甄明玉原本以為周璟是處理金州地震了,卻不想周大駙馬唇角緊緊的抿著,一雙清潤的眉也微微的蹙著,裙子裡掉出赤金釘……嘖嘖,到底還是西唐的公主……
他騎馬到了紫容門大街,看著那些妓館,一雙懶洋洋的眸子裡散落出一絲戲謔,看上去嬌嬌怯怯楚楚可憐的,平日裡又動不動就搬出一些大道理,方才卻從裙子裡掉出來赤金釘,莫非是那些老婦小尼用的角先生?
雖說自己娶這三公主是個擺設,可是她若用了那等東西,自己難免也覺得有些綠雲罩頂。不過他們甄家的公主倒真沒丟了那荒淫的傳統。一個瘸了腿的公主,還按耐不住寂寞的用起了角先生……嘖嘖……也不知她那荒淫的父皇聽了,是個什麼表情?
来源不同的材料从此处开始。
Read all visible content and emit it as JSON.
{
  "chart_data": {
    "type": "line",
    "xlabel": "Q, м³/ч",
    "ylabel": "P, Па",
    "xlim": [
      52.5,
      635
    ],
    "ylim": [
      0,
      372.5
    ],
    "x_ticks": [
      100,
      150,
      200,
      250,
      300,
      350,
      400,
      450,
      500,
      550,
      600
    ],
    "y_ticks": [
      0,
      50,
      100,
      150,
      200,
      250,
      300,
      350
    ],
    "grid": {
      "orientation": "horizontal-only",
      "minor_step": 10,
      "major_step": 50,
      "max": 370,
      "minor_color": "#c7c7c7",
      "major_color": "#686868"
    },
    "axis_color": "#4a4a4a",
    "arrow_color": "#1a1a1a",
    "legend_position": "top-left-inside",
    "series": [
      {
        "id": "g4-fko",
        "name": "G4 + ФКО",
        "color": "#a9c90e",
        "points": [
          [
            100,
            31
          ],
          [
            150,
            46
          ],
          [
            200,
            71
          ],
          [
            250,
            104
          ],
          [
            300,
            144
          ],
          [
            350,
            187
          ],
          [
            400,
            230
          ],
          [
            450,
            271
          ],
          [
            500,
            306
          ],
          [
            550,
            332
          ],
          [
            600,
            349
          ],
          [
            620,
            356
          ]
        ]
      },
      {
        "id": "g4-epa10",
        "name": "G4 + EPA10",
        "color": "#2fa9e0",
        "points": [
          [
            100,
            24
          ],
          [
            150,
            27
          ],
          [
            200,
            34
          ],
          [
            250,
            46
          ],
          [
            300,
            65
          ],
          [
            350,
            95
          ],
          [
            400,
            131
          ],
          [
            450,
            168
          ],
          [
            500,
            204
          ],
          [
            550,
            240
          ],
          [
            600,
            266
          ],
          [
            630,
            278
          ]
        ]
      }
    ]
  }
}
不過這瘸子公主倒也真是個閨閣寂寞的,竟然時常帶著那等東西……上次倒真不該躺在那軟榻上,引得那丫頭浮想聯翩的。
不過那流波轉盼的大眼睛,還有笑起來的模樣倒真真是清秀絕俗的,他忽然想起她說話時嬌柔的語調……他勒緊馬韁繩朝著妓館方向去了。
待路過宋家藥鋪時,見到信郡王妃穿著一身桃紅色的羅裙立在當眼處看牆壁上的山水畫,待周璟騎馬經過時,分秒不差的回眸一笑,那一雙水汪汪的媚眼倒是把人的魂兒都勾走了。
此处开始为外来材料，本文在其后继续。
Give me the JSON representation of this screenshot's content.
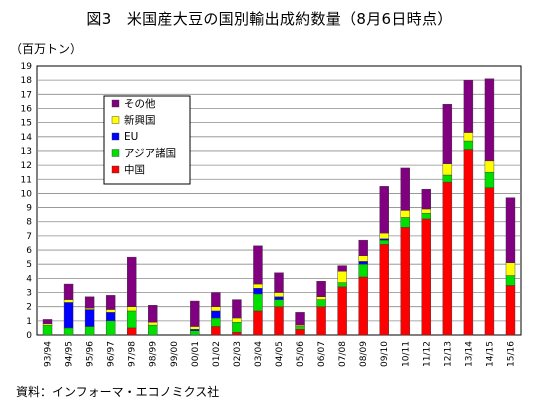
{
  "title": "図3　米国産大豆の国別輸出成約数量（8月6日時点）",
  "unit_label": "（百万トン）",
  "source": "資料：インフォーマ・エコノミクス社",
  "chart_data": {
    "type": "bar",
    "stacked": true,
    "title": "図3　米国産大豆の国別輸出成約数量（8月6日時点）",
    "ylabel": "（百万トン）",
    "xlabel": "",
    "ylim": [
      0,
      19
    ],
    "yticks": [
      0,
      1,
      2,
      3,
      4,
      5,
      6,
      7,
      8,
      9,
      10,
      11,
      12,
      13,
      14,
      15,
      16,
      17,
      18,
      19
    ],
    "grid": true,
    "legend_position": "top-left",
    "categories": [
      "93/94",
      "94/95",
      "95/96",
      "96/97",
      "97/98",
      "98/99",
      "99/00",
      "00/01",
      "01/02",
      "02/03",
      "03/04",
      "04/05",
      "05/06",
      "06/07",
      "07/08",
      "08/09",
      "09/10",
      "10/11",
      "11/12",
      "12/13",
      "13/14",
      "14/15",
      "15/16"
    ],
    "series": [
      {
        "name": "中国",
        "color": "#ff0000",
        "values": [
          0.0,
          0.0,
          0.0,
          0.0,
          0.5,
          0.0,
          0.0,
          0.0,
          0.6,
          0.2,
          1.7,
          2.0,
          0.4,
          2.0,
          3.4,
          4.1,
          6.4,
          7.6,
          8.2,
          10.8,
          13.1,
          10.4,
          3.5
        ]
      },
      {
        "name": "アジア諸国",
        "color": "#00e000",
        "values": [
          0.7,
          0.5,
          0.6,
          1.0,
          1.2,
          0.7,
          0.0,
          0.3,
          0.6,
          0.7,
          1.2,
          0.5,
          0.2,
          0.5,
          0.3,
          0.9,
          0.3,
          0.7,
          0.4,
          0.5,
          0.6,
          1.1,
          0.7
        ]
      },
      {
        "name": "EU",
        "color": "#0000ff",
        "values": [
          0.0,
          1.8,
          1.2,
          0.6,
          0.0,
          0.0,
          0.0,
          0.1,
          0.5,
          0.0,
          0.4,
          0.2,
          0.0,
          0.0,
          0.0,
          0.2,
          0.1,
          0.0,
          0.0,
          0.0,
          0.0,
          0.0,
          0.0
        ]
      },
      {
        "name": "新興国",
        "color": "#ffff00",
        "values": [
          0.1,
          0.2,
          0.1,
          0.2,
          0.3,
          0.2,
          0.0,
          0.2,
          0.3,
          0.3,
          0.3,
          0.3,
          0.1,
          0.2,
          0.8,
          0.4,
          0.4,
          0.5,
          0.3,
          0.8,
          0.6,
          0.8,
          0.9
        ]
      },
      {
        "name": "その他",
        "color": "#800080",
        "values": [
          0.3,
          1.1,
          0.8,
          1.0,
          3.5,
          1.2,
          0.0,
          1.8,
          1.0,
          1.3,
          2.7,
          1.4,
          0.9,
          1.1,
          0.4,
          1.1,
          3.3,
          3.0,
          1.4,
          4.2,
          3.7,
          5.8,
          4.6
        ]
      }
    ]
  }
}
劉嫻羽本來就生的豔麗,一張櫻桃小口,面板也白,一舉一動有股子媚態,不過如今這媚態倒有幾分做作,周璟看著她那雙媚態橫生的眼睛,不由自主的聯想到了她在信郡王身下的神態。
不過信郡王妃倒是沒看透周璟此刻的眼神,當時他被皇帝賜婚,她心裡真的有些傷感,尤其是想起他征討吐蕃歸來,與自己的花轎相錯而行的場景。
畢竟是青梅竹馬,雖說她已嫁做他人婦,可是依舊是他心頭的白月光吧?可是他卻坐在馬上居高臨下的冷睨她,眼中毫無憐惜之意。
他出徵吐蕃時還是一個俊秀清雅的小生,如今在邊塞這些年,倒是淬煉出了一副讓女人喜歡的卓絕氣質。她看到周璟如今的模樣,不由的後悔自己作出的選擇。
當年她和姐姐一起入宮備選,她姐姐一入宮就被皇帝封為雪婕妤,而皇帝卻沒有看她一眼。那時周璟一家被派到邊塞攻打吐蕃,她母親說此去不一定回得來,她害怕空等周璟會蹉跎青春,便跟信郡王暗通曲幽,成了信郡王妃。
可如今,周璟是輔國大將軍,他父親被封為汾王,如今又被皇帝賜婚,成了西唐的駙馬。她越想越覺得難受。
不過信郡王是寧王那邊兒的,寧王一派如今被周璟打壓的不成樣子,可是信郡王府卻榮貴如常,雖說她姐姐能在床上給皇帝吹兩口枕邊風,可是說到底是他周璟不打算對付信郡王罷了。他不對付信郡王,不就是為了自己嗎?
雖說他如今娶了公主,可是那公主卻是個腿有殘疾的,他也幸福不到哪裡去。
如今瞧著他騎馬去的方向正是妓館,那等地方的女人根本不配與他一道,她如今要抓住這最後的機會,哪怕是被信郡王休棄,只要他說要她,她便毫不猶豫的走到他身邊。
她唇角微微揚著,徑直走到了他的駿馬前,一雙水汪汪的眼睛時而羞怯時而妖騷,“世子可否賞臉到自東熙客店喝盞清茶?”